It’s not often that you can write-off a team (that isn’t one of the bottom two or three in the standings) at the mid-way point of the season. But the Blackhawks are pretty likely out of it. At 15-20-7, having just been shutout by the Colorado Avalanche and having lost four-straight games, the Blackhawks’ streakiness this season under Derek King has gotten them almost nowhere. As the trade deadline approaches on March 21, the team should be shifting focus from maybe making a playoff run, to selling anything not bolted to the ground in the organization.
How did it get to this point?
Marc-André Fleury and Seth Jones came to this team to be upgrades on defense and in net. Jonathan Toews came back. Kirby Dach was healthy. This was supposed to be a team that could make a run into the postseason. While Fleury and Jones have pretty much lived up to their billings, it’s come down to Chicago’s inability to score goals that has doomed their season.
Let’s put it this way, statistically, it’s no surprise we are here with this team. Here’s how Chicago ranks this season according to Natural StatTrick:
• 5v5 Shooting% – 6.61 (31st)
• 5v5 High-Danger Shooting% – 14.95 (25th)
• 5v5 Expected Goals-For/60min – 2.03 (T-31st)
• Goals-For per game – 2.29 (30th)
• Shots on Goal per game – 28.4 (29th)
It doesn’t get much better when you factor in special teams either, with Chicago still ranking just 28th in all strength shooting-percentage (8.05) and tied for 30th in the NHL in expected goals-for per 60 minutes (2.48) at all strengths.
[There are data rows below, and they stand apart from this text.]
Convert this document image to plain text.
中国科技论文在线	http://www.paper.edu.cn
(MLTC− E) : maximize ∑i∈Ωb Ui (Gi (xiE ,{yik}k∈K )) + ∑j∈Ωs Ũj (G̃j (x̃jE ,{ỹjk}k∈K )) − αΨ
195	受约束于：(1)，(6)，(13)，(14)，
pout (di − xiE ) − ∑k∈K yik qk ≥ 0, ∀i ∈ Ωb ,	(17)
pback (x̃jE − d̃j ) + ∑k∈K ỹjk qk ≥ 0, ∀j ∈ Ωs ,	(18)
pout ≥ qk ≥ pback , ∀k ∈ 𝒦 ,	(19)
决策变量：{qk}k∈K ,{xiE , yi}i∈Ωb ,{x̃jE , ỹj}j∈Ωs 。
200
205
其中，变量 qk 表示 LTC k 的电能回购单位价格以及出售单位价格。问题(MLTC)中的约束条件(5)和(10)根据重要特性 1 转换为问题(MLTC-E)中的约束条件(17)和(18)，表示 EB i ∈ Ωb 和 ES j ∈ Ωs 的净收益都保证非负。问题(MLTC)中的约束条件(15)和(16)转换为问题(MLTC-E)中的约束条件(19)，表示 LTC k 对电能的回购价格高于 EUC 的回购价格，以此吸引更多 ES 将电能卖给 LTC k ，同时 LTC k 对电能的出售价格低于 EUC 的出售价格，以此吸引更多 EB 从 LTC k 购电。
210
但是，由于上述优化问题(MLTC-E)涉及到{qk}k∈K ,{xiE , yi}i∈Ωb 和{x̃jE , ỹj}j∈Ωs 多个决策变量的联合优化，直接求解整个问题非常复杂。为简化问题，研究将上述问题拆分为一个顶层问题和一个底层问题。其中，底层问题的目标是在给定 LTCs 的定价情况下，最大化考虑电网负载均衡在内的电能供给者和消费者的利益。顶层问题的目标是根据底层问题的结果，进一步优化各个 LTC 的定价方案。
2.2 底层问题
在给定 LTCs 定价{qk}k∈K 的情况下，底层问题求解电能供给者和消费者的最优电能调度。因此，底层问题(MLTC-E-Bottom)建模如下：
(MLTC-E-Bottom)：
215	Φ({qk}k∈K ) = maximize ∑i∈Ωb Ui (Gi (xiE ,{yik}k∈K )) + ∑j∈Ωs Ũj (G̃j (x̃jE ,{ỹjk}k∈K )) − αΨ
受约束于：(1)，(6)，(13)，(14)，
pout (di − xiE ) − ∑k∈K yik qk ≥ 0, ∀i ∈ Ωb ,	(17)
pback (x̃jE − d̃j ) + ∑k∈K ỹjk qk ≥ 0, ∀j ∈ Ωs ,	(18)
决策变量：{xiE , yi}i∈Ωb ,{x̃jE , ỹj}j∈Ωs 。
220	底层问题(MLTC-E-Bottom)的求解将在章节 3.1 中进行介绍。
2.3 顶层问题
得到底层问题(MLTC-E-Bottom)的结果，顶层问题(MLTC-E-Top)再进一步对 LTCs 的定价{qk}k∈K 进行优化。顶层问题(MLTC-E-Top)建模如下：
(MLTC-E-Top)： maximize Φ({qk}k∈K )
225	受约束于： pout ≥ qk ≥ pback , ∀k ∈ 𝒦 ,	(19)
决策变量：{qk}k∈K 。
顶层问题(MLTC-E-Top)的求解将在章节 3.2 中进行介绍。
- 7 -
Outside of Alex DeBrincat (24) and Brandon Hagel (10), Chicago doesn’t have any of their top offensive producers scoring at the rate that they should be this season. Forget supplemental scoring, the Blackhawks have gone this entire year without primary scoring.
Kane, Toews, Kubalik, Dach & Strome have combined for 32 goals in 42 games #Blackhawks
— Chris Boden (@BodenTweets) January 25, 2022
Patrick Kane (6.4%), Jonathan Toews (5.6%), and Dominik KubalÃk (9.7%) are all shooting at their lowest percentages of their careers. Dylan Strome is also shooting at a lower-rate compared to his career average, shooting at an 8.9%-marker, the second-lowest of his career just ahead of the 7.5% he was shooting in Arizona in 2018-19 prior to being traded to the Blackhawks.
Ironically, a player everyone is dogging this season, Kirby Dach, is shooting at his career-best shooting-percentage so far this season with a 9.0%-marker. Granted he still has only netted six goals in 39 games.
In the NHL, for a team to get hot or be consistently considered “good” you need at least these two things: goal scorers scoring goals (duh) and you need either timely or top-tier goaltending. Think of where this Blackhawks team would be without the play of Marc-André Fleury in net this season. It would be down with Arizona, Montreal, and Seattle. Not that Chicago has much room to look down on those teams anyway.
Fleury is 13-13-3 this season with a .913 save-percentage and a 2.76 GAA. He ranks 52nd out of 58 goalies who have played at least ten games this season in goal support per 60-minutes, getting just 2.27 goals per start from his teammates. On the flip-side, using Colorado’s starter Darcy Kuemper for reference, he has a 19-5-1 record with the same save-percentage as Fleury, .913, and a 2.63 GAA. But he gets 4.06 goals in support per 60-minutes from the Avalanche. In short, finishing makes a difference.
Chicago’s shutout loss last night at the hands of the Avalanche was their third of the season. In their three shutout losses this year, they have allowed a combined five goals against (1-0 vs Blues on October 30, 2-0 vs Sharks on November 28, and 2-0 vs Avalanche last night). The loss was also the tenth time this season that Chicago has scored one or no goals in a game. Unsurprisingly, their record in those ten games is terrible at 1-9-0. They’ve scored one goal or less more times this season than they have scored four or more goals in a game, which is seven times. In those seven games, the Blackhawks are 5-2-0. Funny how that works.
The last time the Blackhawks did not reach 200 goals scored as a team in a full 82-game season was in 2006-07 when they scored 195 goals. The lowest goal-output in a full 82-game season for Chicago was in 2003-04, when they scored 188 goals as a team. At their current pace, this 2021-22 Blackhawks team is looking to score 186 goals combined.
Barring any player going on a goal-scoring tear, there seems to be no goal support coming for the Blackhawks outside of All-Star winger Alex Debrincat, who is scoring near a 50-goal pace this season. With the team looking off-load players in the next seven and a half weeks, some who should be primary goal-scoring options like KubalÃk, there seems to be no turnaround in-store for this Blackhawks season.